Magnetic-Field-Independent Ultrasonic Dispersions in the Magnetically Robust Heavy Fermion System SmOs4Sb12

TL;DR

This study reveals magnetic-field-independent ultrasonic dispersions in SmOs4Sb12, suggesting a magnetically insensitive heavy fermion state linked to a novel local charge degree of freedom, with implications for understanding heavy fermion systems.

Contribution

It reports the discovery of magnetic-field-independent ultrasonic dispersions in SmOs4Sb12 and links these to a possible local charge degree of freedom in heavy fermion systems.

Findings

Ultrasonic dispersions at ~15 K and ~53 K follow Debye-type behavior.

Dispersions remain unchanged under magnetic fields up to 10 T.

Activation energies are 105 K and 409 K, with the latter being the highest in Sb-based skutterudites.

Abstract

Elastic properties of the filled skutterudite compound SmOs$_4$Sb$_{12}$ have been investigated by ultrasonic measurements.

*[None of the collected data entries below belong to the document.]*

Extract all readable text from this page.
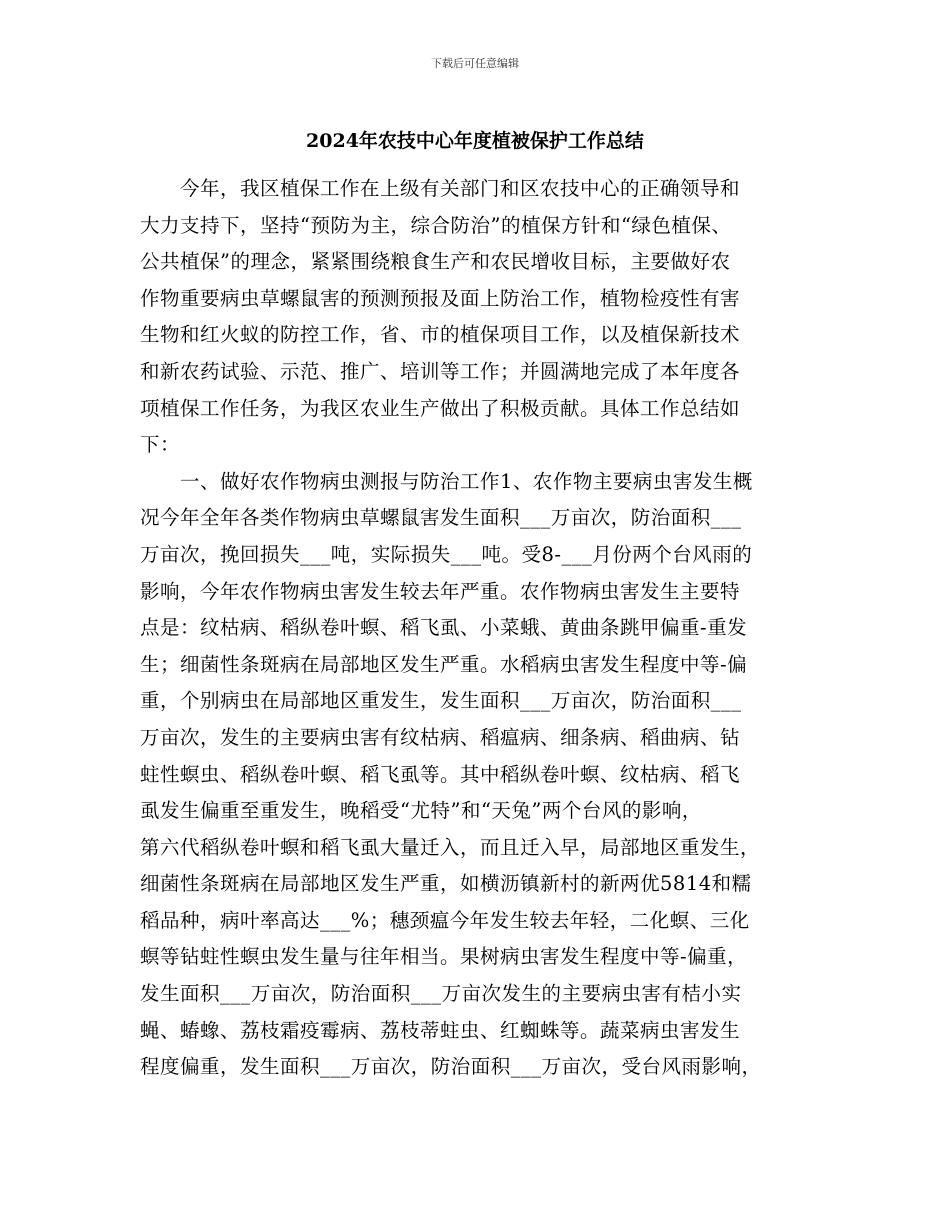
下载后可任意编辑
2024年农技中心年度植被保护工作总结
　　今年，我区植保工作在上级有关部门和区农技中心的正确领导和
大力支持下，坚持“预防为主，综合防治”的植保方针和“绿色植保、
公共植保”的理念，紧紧围绕粮食生产和农民增收目标，主要做好农
作物重要病虫草螺鼠害的预测预报及面上防治工作，植物检疫性有害
生物和红火蚁的防控工作，省、市的植保项目工作，以及植保新技术
和新农药试验、示范、推广、培训等工作；并圆满地完成了本年度各
项植保工作任务，为我区农业生产做出了积极贡献。具体工作总结如
下：
　　一、做好农作物病虫测报与防治工作1、农作物主要病虫害发生概
况今年全年各类作物病虫草螺鼠害发生面积___万亩次，防治面积___
万亩次，挽回损失___吨，实际损失___吨。受8-___月份两个台风雨的
影响，今年农作物病虫害发生较去年严重。农作物病虫害发生主要特
点是：纹枯病、稻纵卷叶螟、稻飞虱、小菜蛾、黄曲条跳甲偏重-重发
生；细菌性条斑病在局部地区发生严重。水稻病虫害发生程度中等-偏
重，个别病虫在局部地区重发生，发生面积___万亩次，防治面积___
万亩次，发生的主要病虫害有纹枯病、稻瘟病、细条病、稻曲病、钻
蛀性螟虫、稻纵卷叶螟、稻飞虱等。其中稻纵卷叶螟、纹枯病、稻飞
虱发生偏重至重发生，晚稻受“尤特”和“天兔”两个台风的影响，
第六代稻纵卷叶螟和稻飞虱大量迁入，而且迁入早，局部地区重发生，
细菌性条斑病在局部地区发生严重，如横沥镇新村的新两优5814和糯
稻品种，病叶率高达___%；穗颈瘟今年发生较去年轻，二化螟、三化
螟等钻蛀性螟虫发生量与往年相当。果树病虫害发生程度中等-偏重，
发生面积___万亩次，防治面积___万亩次发生的主要病虫害有桔小实
蝇、蝽蟓、荔枝霜疫霉病、荔枝蒂蛀虫、红蜘蛛等。蔬菜病虫害发生
程度偏重，发生面积___万亩次，防治面积___万亩次，受台风雨影响，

The elastic constant $C_{11}(\omega)$ shows two ultrasonic dispersions at $\sim$15 K and $\sim$53 K for frequencies $\omega$ between 33 and 316 MHz, which follow a Debye-type formula with Arrhenius-type temperature-dependent relaxation times, and remain unchanged even with applied magnetic fields up to 10 T. The corresponding activation energies were estimated to be $E_2$ = 105 K and $E_1$ = 409 K, respectively. The latter, $E_1$, is the highest value reported so far in the Sb-based filled skutterudites. The presence of magnetically robust ultrasonic dispersions in SmOs$_4$Sb$_{12}$ implies a possibility that an emergence of a magnetically insensitive heavy fermion state in this system is associated with a novel local charge degree of freedom which causes the ultrasonic dispersion.